Napisany przez Admin (05/05/04 - 00:00:35)

Astrobiolodzy jako potencjalne kolebki życia w Układzie Słonecznym wskazują zwykle Marsa, względnie księżyce Jowisza. Mało kto poważnie traktuje natomiast możliwość występowania żywych organizmów na Wenus, planecie najbliższej i najbardziej podobnej (rozmiarami, masą, czy orbitą) do Ziemi. Jest tak dlatego, że wskutek efektu cieplarnianego powierzchnia Wenus jest niezwykle gorąca, temperatury dochodzą tam do 480 stopni Celsjusza. Tylko niektórzy uczeni tworzą i rozpatrują scenariusze powstania i przetrwania mikroorganizmów na tej, spowitej grubą warstwą chmur planecie. Uważają oni, ża w zamirzchłych epokach geologicznych Wenus była o wiele chłodniejsza, a przy tym bogata w wodę i sprzyjające życiu organicznemu minerały. Jeśli wtedy na Wenus wystepowały jakieś mikroorganizmy, to podczas ogrzewania Wenus przez efekt cieplarniany, niektóre z nich mogłyby przetrwać unosząc się zawieszone w wysokich warstwach gęstych, wenusjańskich chmur, około 50 kilometrów ponad powierzchnią planety. W tych rejonach atmosfery temperatury do dziś wynoszą od 50 do 70 stopni Celsjusza, czyli nie aż tak gorąco. Biologom znane są przecież ziemskie ciepłolubne organizmy, które się świetnie czują na przykład w gorących źródłach o temperaturze około 100 stopni. Dodatkowy argument za istnieniem mikroorganizmów w wenusjańskiej atmosferze pochodzi od grupy chemików z uniwersytetu w El Paso, twierdzących, że niektórych reakcji zachodzących w atmosferze Wenus nie sposób wyjaśnić bez udziału przemian organicznych.  

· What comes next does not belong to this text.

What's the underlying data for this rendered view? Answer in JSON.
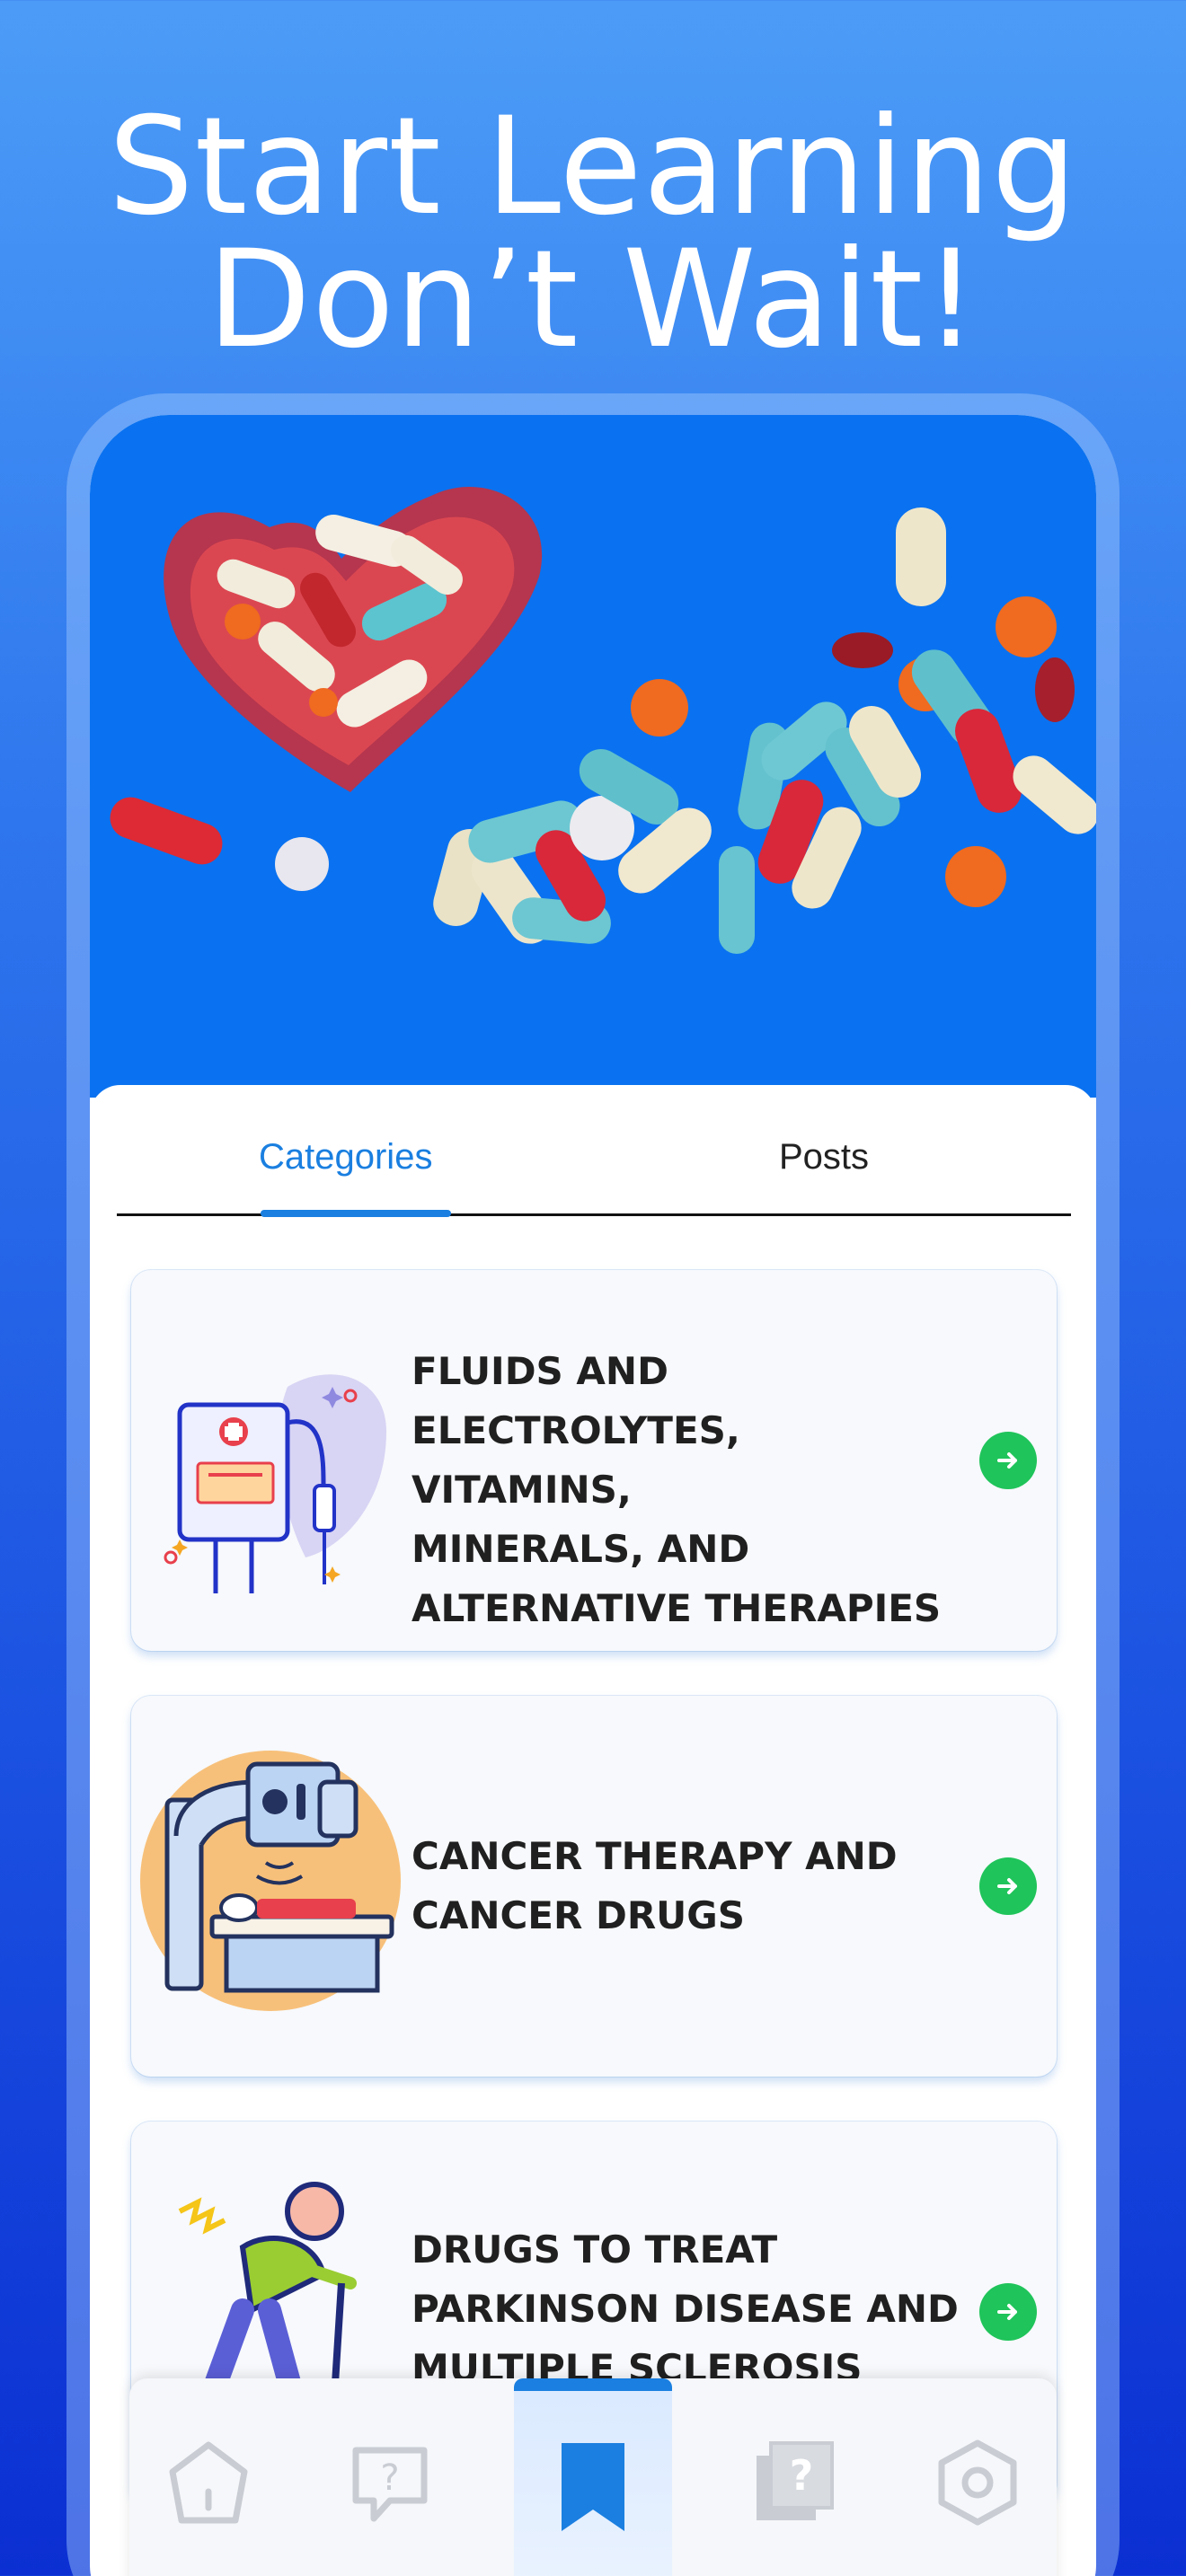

Większość uczonych jednak mimo tego nie wierzy w wenusjańskie życie. Twierdzą oni, że tamtejsze organizmy, nawet gdyby zdołały przetrwać wysoką temperaturę i poradzić sobie z niemal zupełnym brakiem wody, nie byłyby w stani przeżyć wysokich dawek promieniowania ultrafioletowego.  

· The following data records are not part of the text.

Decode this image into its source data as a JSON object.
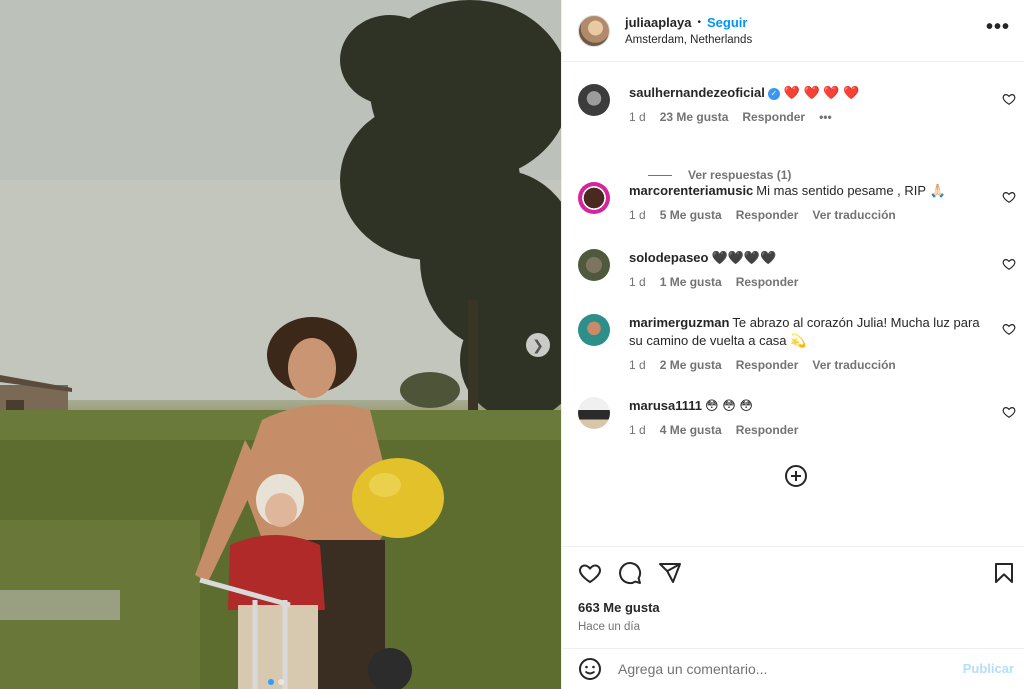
{
  "post": {
    "username": "juliaaplaya",
    "separator": "•",
    "follow_label": "Seguir",
    "location": "Amsterdam, Netherlands",
    "more_icon": "more-horizontal-icon",
    "more_label": "•••"
  },
  "comments": [
    {
      "username": "saulhernandezeoficial",
      "verified": true,
      "text": "❤️ ❤️ ❤️ ❤️",
      "age": "1 d",
      "likes": "23 Me gusta",
      "reply": "Responder",
      "extra": "•••",
      "view_replies": "Ver respuestas (1)"
    },
    {
      "username": "marcorenteriamusic",
      "text": "Mi mas sentido pesame , RIP 🙏🏻",
      "age": "1 d",
      "likes": "5 Me gusta",
      "reply": "Responder",
      "translate": "Ver traducción"
    },
    {
      "username": "solodepaseo",
      "text": "🖤🖤🖤🖤",
      "age": "1 d",
      "likes": "1 Me gusta",
      "reply": "Responder"
    },
    {
      "username": "marimerguzman",
      "text": "Te abrazo al corazón Julia! Mucha luz para su camino de vuelta a casa 💫",
      "age": "1 d",
      "likes": "2 Me gusta",
      "reply": "Responder",
      "translate": "Ver traducción"
    },
    {
      "username": "marusa1111",
      "text": "😳 😳 😳",
      "age": "1 d",
      "likes": "4 Me gusta",
      "reply": "Responder"
    }
  ],
  "actions": {
    "like_icon": "heart-icon",
    "comment_icon": "comment-icon",
    "share_icon": "send-icon",
    "save_icon": "bookmark-icon"
  },
  "likes_count": "663 Me gusta",
  "posted": "Hace un día",
  "composer": {
    "placeholder": "Agrega un comentario...",
    "post_label": "Publicar",
    "emoji_icon": "emoji-icon"
  },
  "carousel": {
    "total": 2,
    "current": 1
  },
  "colors": {
    "accent": "#0095f6",
    "muted": "#737373",
    "heart": "#ed4956"
  }
}
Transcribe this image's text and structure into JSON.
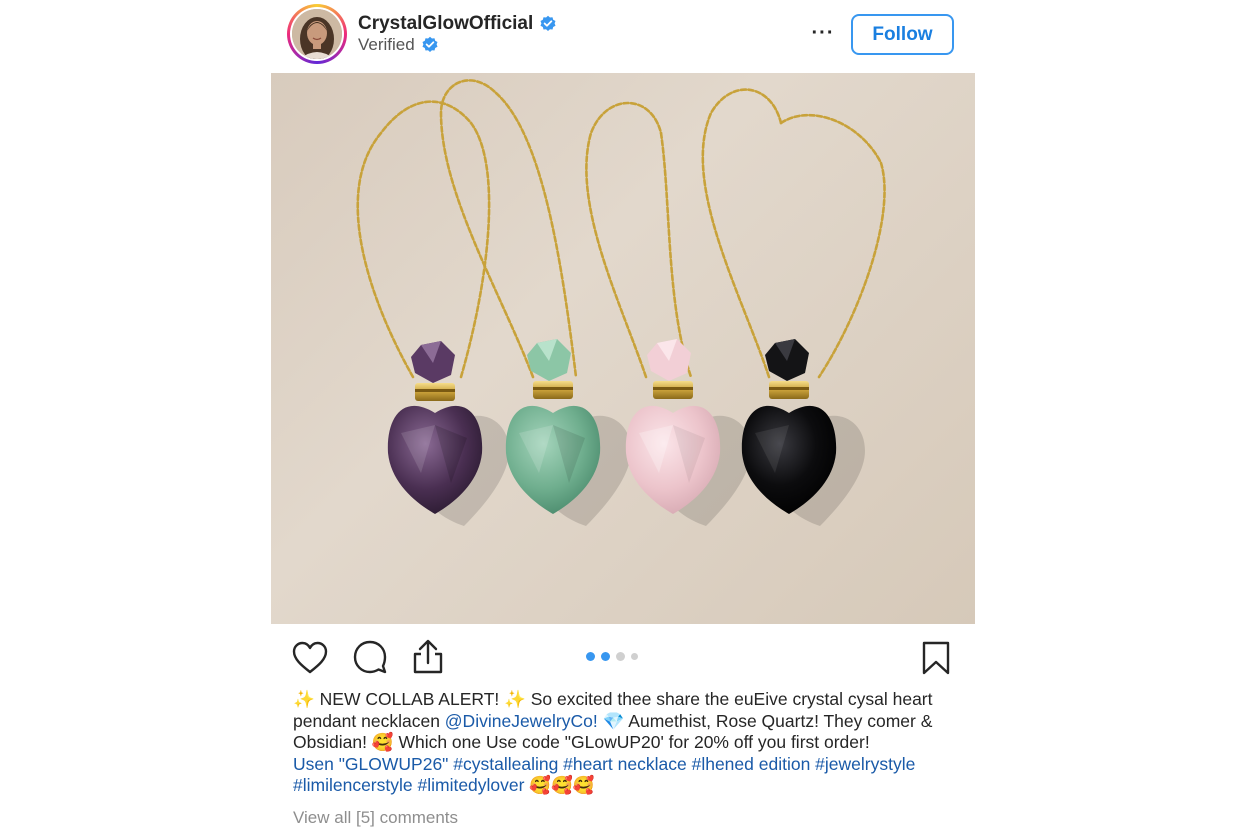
{
  "header": {
    "username": "CrystalGlowOfficial",
    "subtitle": "Verified",
    "more_label": "···",
    "follow_label": "Follow"
  },
  "colors": {
    "accent": "#3897f0",
    "link": "#1a5aa8",
    "text": "#262626",
    "muted": "#8e8e8e"
  },
  "actions": {
    "icons": [
      "heart-icon",
      "comment-icon",
      "share-icon",
      "bookmark-icon"
    ],
    "carousel_total": 4,
    "carousel_active": 2
  },
  "photo": {
    "pendants": [
      "Amethist",
      "Aventurine",
      "Rose Quartz",
      "Obsidian"
    ],
    "colors": [
      "#4a2f52",
      "#6fae8e",
      "#ecc4cb",
      "#0c0c0e"
    ]
  },
  "caption": {
    "line1": {
      "t1": "✨ NEW COLLAB ALERT! ✨ So excited thee share the euEive crystal cysal heart"
    },
    "line2": {
      "t1": "pendant necklacen ",
      "link1": "@DivineJewelryCo!",
      "t2": " 💎 Aumethist, Rose Quartz! They comer  &"
    },
    "line3": {
      "t1": "Obsidian! 🥰 Which one Use code \"GLowUP20' for 20% off you first order!"
    },
    "line4": {
      "link1": "Usen \"GLOWUP26\" #cystallealing #heart necklace #lhened edition #jewelrystyle"
    },
    "line5": {
      "link1": "#limilencerstyle #limitedylover",
      "t1": " 🥰🥰🥰"
    }
  },
  "comments": {
    "label": "View all [5] comments"
  }
}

Grupa prof. Schulze-makucha z El Paso potrafi jednak odeprzeć również ten argument. Otóż, badając widmo promieniowania odbitego od wenusjańskich chmur, odkryli oni ślady unoszących się w nich specyficznych, ośmioatomowych cząsteczek siarki. Siarka w tej postaci ma między innymi tę właściwość, że wręcz idealnie pochłania ultrafiolet, przetwarzając go w zupełnie nieszkodliwe promieniowanie widzialne.  

Wynika z tego, że choć życie na Wenus jest raczej bardzo mało prawdopodobne, to problem pozostaje wciąż otwarty. Ostateczne rozwiązanie może przynieść dopiero kosmiczna sonda, która pobierze i dostarczy do zbadania na Ziemi, próbki materii z górnych warstw atmosfery gorącej Wenus.